Placement segment general and administrative expenses in fiscal 2008 were $2,302, a decrease of $119 or 4.9% as compared to fiscal 2007 general and administrative expenses of $2,421. The decrease was primarily due to decreases in general corporate costs.

Placement segment general and administrative expenses in fiscal 2007 were $2,421, an increase of $969 or 66.7% as compared to fiscal 2006 general and administrative expenses of $1,452. The increase was primarily due to increases in payroll related expenses and general corporate costs.

Corporate

The Corporate segment general and administrative expenses in fiscal 2008 were $10,584, remaining consistent with fiscal 2007 general administrative expenses of $10,658.

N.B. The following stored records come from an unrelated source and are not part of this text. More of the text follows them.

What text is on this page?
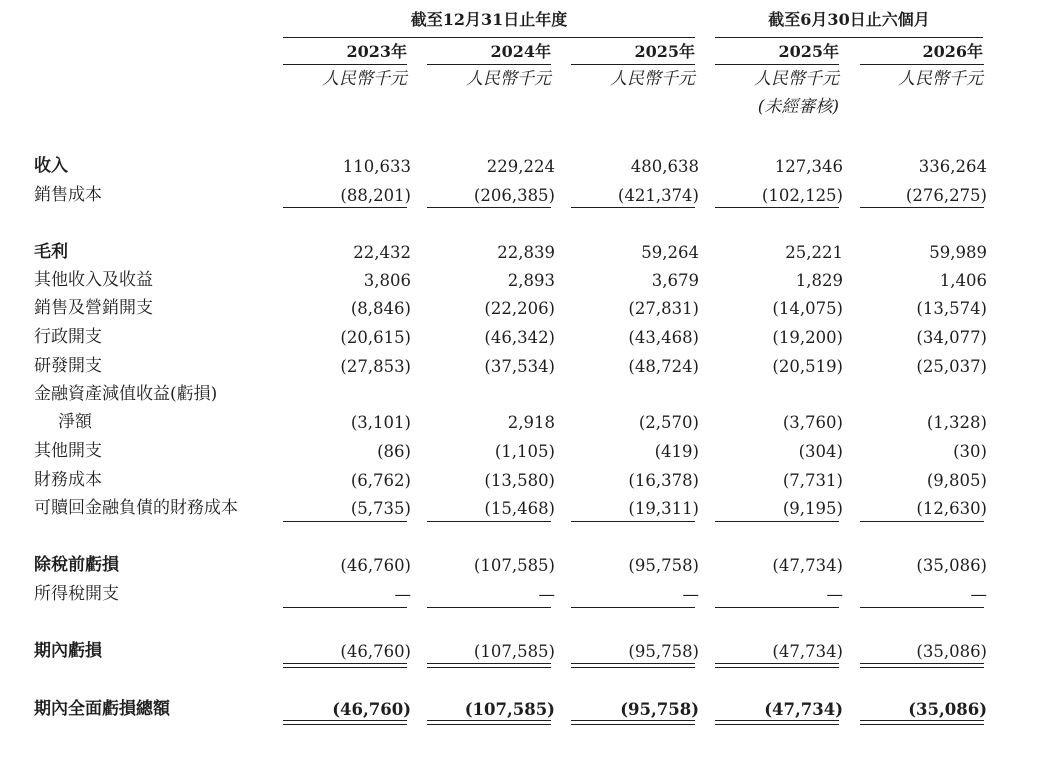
截至12月31日止年度	截至6月30日止六個月
2023年	2024年	2025年	2025年	2026年
人民幣千元	人民幣千元	人民幣千元	人民幣千元	人民幣千元
(未經審核)
收入	110,633	229,224	480,638	127,346	336,264
銷售成本	(88,201)	(206,385)	(421,374)	(102,125)	(276,275)
毛利	22,432	22,839	59,264	25,221	59,989
其他收入及收益	3,806	2,893	3,679	1,829	1,406
銷售及營銷開支	(8,846)	(22,206)	(27,831)	(14,075)	(13,574)
行政開支	(20,615)	(46,342)	(43,468)	(19,200)	(34,077)
研發開支	(27,853)	(37,534)	(48,724)	(20,519)	(25,037)
金融資產減值收益(虧損)
淨額	(3,101)	2,918	(2,570)	(3,760)	(1,328)
其他開支	(86)	(1,105)	(419)	(304)	(30)
財務成本	(6,762)	(13,580)	(16,378)	(7,731)	(9,805)
可贖回金融負債的財務成本	(5,735)	(15,468)	(19,311)	(9,195)	(12,630)
除稅前虧損	(46,760)	(107,585)	(95,758)	(47,734)	(35,086)
所得稅開支	—	—	—	—	—
期內虧損	(46,760)	(107,585)	(95,758)	(47,734)	(35,086)
期內全面虧損總額	(46,760)	(107,585)	(95,758)	(47,734)	(35,086)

The Corporate segment general and administrative expenses in fiscal 2007 were $10,658, an increase of $2,597 or 32.2% from fiscal 2006 general administrative expenses of $8,061. The increase was primarily due to increases in payroll related expenses, stock based compensation, banking and accounting fees, and rent expense.

Depreciation and Amortization

Promotion

Promotion segment depreciation and amortization in fiscal 2008 was $906, and was consistent with fiscal 2007 depreciation and amortization of $904.

Promotion segment depreciation and amortization in fiscal 2007 was $904, an increase of $89 or 11.0% as compared to fiscal 2006 depreciation and amortization of $815. The increase was primarily due to additional customer mailing lists and marketing rights that were acquired during fiscal 2007.

Media

Media segment depreciation and amortization in fiscal 2008 was $4,550, an increase of $1,240 or 37.4 %, as compared to fiscal 2007 depreciation and amortization of $3,310. The increase was primarily due to the amortization of mailing lists and acquired intangible assets related our acquisition of Frontline, and fixed assets related to our digital upgrade of Channel One.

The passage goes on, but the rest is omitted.